出迎えは大変愛らしく、泥がつくことも厭わずに擦り付けられた頬は子供の体温をしていた。すっかり独り立ちもできるようになり、更に目が離せなくなった幼児は、にかりと輝かしい笑顔で発言した。

「ぱぁぱ!」
「…………………、パパじゃない」

 突撃してきた幼子を、しゃがんで抱きとめたまま、アレイスは苦虫を噛み潰した。
 いや、ジュード視点ではおそらく育ての父に当たることは違いない、違いないが……思わず「そんな歳じゃない」と呟く。リーゼ・マクシアの意識は分からずとも、エレンピオス基準では、子どもなんて早すぎる。父に伝われば叱られるどころではなく、母さんが知ったらそれこそ倒れかねない。

「まあまあ、いいじゃないの。

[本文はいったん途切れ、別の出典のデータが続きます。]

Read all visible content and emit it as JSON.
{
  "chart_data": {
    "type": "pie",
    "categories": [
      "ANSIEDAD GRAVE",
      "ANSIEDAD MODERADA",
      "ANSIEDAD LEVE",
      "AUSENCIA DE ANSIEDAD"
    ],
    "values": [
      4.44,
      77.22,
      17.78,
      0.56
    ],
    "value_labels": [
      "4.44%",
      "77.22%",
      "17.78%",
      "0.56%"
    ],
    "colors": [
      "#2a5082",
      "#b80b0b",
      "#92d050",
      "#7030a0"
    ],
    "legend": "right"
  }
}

親代わりのようなものでしょう?」
「いや、でも、第一相手だっていないのに……」
「おや、ニ・アケリアに意中の娘はいないのかい? ああ、娘といっても、ミラ様に惚れちゃあいけないよ」

 にやりと探るような眼差しを向けられ、そうか、いわゆる年頃の少年ではある、と首を傾ける。そもそも、アレイスの中ではまだエレンピオスに帰る夢が潰えたわけではない。リーゼ・マクシアで所帯を持つこと自体、考えたことがなかった。
 村の人口はごく僅かで、妙齢の女性も限られてくるが、協議の必要なくミラが一番の美人で違いないだろう。そのように作ったと、本人が宣っていたのだから。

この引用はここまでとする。